Tips to Get a Self-Employed Mortgage in Canada
First off, plan ahead. You need to consider all your options first before making a life-changing decision. Learn as much as you can about mortgages. Use tools like a mortgage affordability calculator to help you manage your finances. The bottom line is that you need to prepare for it. Here’s how:
Adjust your tax.
Two years leading to your mortgage plans, write off fewer expenses in your personal tax. That means you’ll be paying more taxes. The upside of this is increasing your income on paper. If your income can justify the mortgage, it’ll be easy for you to qualify for the loan percentage you want.
Use a licensed accountant.
Most lenders hesitate to trust mortgagees who do their own books. But, they’re quick to believe paperwork done and submitted by a professional like an accountant. As a self-employed, you should already have a licensed accountant doing your books anyway. A certified accountant has professional experience in dealing with tax implications. He’ll also know what to look for to help you get the rate you want. Let him know what your goals are so he can correctly set up your taxes.
Work with a broker.
Since it’s hard to find lenders that handle self-employed mortgage in Canada, a broker can help you with that. And so much more. Mortgage brokers have connections to different lenders. They also know the ins and outs of the industry. Moreover, brokers can explain to you, in-depth, what stated income is and how it works. Some lenders require mortgagees to present proof of their stated income. A licensed broker can point you in the right direction and teach you how to negotiate this kind of proof. Working with a mortgage broker can help you find the lender that best suits your situation.
Expect to get higher interest rates than traditional borrowers.
There’s no getting around this fact. Most lenders offer low rates to those who fit that lending box. But, a self-employed mortgage debtor is seen as unconventional.
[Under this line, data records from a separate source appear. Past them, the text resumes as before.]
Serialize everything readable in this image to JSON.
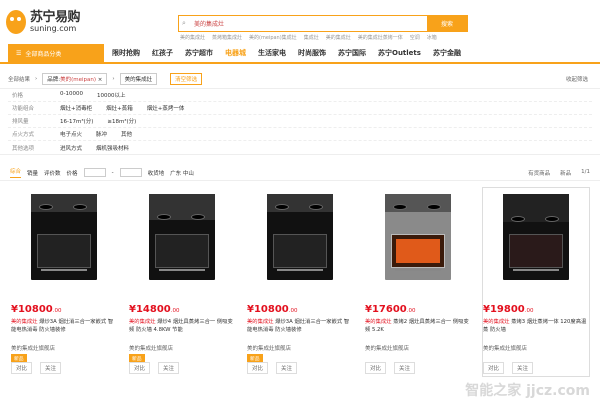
{
  "header": {
    "logo_cn": "苏宁易购",
    "logo_en": "suning.com",
    "search_value": "美的集成灶",
    "search_button": "搜索",
    "hot_words": [
      "美的集成灶",
      "蒸烤箱集成灶",
      "美的(meipan)集成灶",
      "集成灶",
      "美的集成灶",
      "美的集成灶蒸烤一体",
      "空调",
      "冰箱"
    ]
  },
  "nav": {
    "category_label": "全部商品分类",
    "items": [
      "限时抢购",
      "红孩子",
      "苏宁超市",
      "电器城",
      "生活家电",
      "时尚服饰",
      "苏宁国际",
      "苏宁Outlets",
      "苏宁金融"
    ]
  },
  "crumb": {
    "all": "全部结果",
    "brand_label": "品牌:",
    "brand_value": "美的(meipan)",
    "keyword": "美的集成灶",
    "clear": "清空筛选",
    "collapse": "收起筛选"
  },
  "filters": [
    {
      "label": "价格",
      "values": [
        "0-10000",
        "10000以上"
      ]
    },
    {
      "label": "功能组合",
      "values": [
        "烟灶+消毒柜",
        "烟灶+蒸箱",
        "烟灶+蒸烤一体"
      ]
    },
    {
      "label": "排风量",
      "values": [
        "16-17m³(分)",
        "≥18m³(分)"
      ]
    },
    {
      "label": "点火方式",
      "values": [
        "电子点火",
        "脉冲",
        "其他"
      ]
    },
    {
      "label": "其他选项",
      "values": [
        "进风方式",
        "烟机强吸材料"
      ]
    }
  ],
  "sortbar": {
    "items": [
      "综合",
      "销量",
      "评价数",
      "价格"
    ],
    "delivery_label": "收货地",
    "delivery_value": "广东 中山",
    "stock": "有货商品",
    "new": "新品",
    "page": "1/1"
  },
  "products": [
    {
      "price": "10800",
      "cents": ".00",
      "title_brand": "美的集成灶",
      "title": "爆炒3A 烟灶消三合一家嵌式 智能电热消毒 防火墙装修",
      "shop": "美的集成灶旗舰店",
      "badge": "新品",
      "compare": "对比",
      "follow": "关注"
    },
    {
      "price": "14800",
      "cents": ".00",
      "title_brand": "美的集成灶",
      "title": "爆炒4 烟灶具蒸烤三合一 侧吸变频 防火墙 4.8KW 节能",
      "shop": "美的集成灶旗舰店",
      "badge": "新品",
      "compare": "对比",
      "follow": "关注"
    },
    {
      "price": "10800",
      "cents": ".00",
      "title_brand": "美的集成灶",
      "title": "爆炒3A 烟灶消三合一家嵌式 智能电热消毒 防火墙装修",
      "shop": "美的集成灶旗舰店",
      "badge": "新品",
      "compare": "对比",
      "follow": "关注"
    },
    {
      "price": "17600",
      "cents": ".00",
      "title_brand": "美的集成灶",
      "title": "蒸烤2 烟灶具蒸烤三合一 侧吸变频 5.2K",
      "shop": "美的集成灶旗舰店",
      "badge": "",
      "compare": "对比",
      "follow": "关注"
    },
    {
      "price": "19800",
      "cents": ".00",
      "title_brand": "美的集成灶",
      "title": "蒸烤3 烟灶蒸烤一体 120度高温蒸 防火墙",
      "shop": "美的集成灶旗舰店",
      "badge": "",
      "compare": "对比",
      "follow": "关注"
    }
  ],
  "watermark": "智能之家 jjcz.com"
}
Regardless if you have complete paperwork, you’ll still be labeled as a “risk.” As such, you’re automatically under the higher interest rate zone.
Make a substantial down payment.
Part of preparing to get a self-employed mortgage is saving up money for the down payment. If you can, make it more than 20%. If you offer a substantial down payment, the lender’s flexibility increases. They’ll be able to open the box wider to fit you in as a client. They can even see you as someone less risky. There are many variables involved when getting a self-employed mortgage in Canada. And every loan provider has different sets of requirements and demands. Plan accordingly.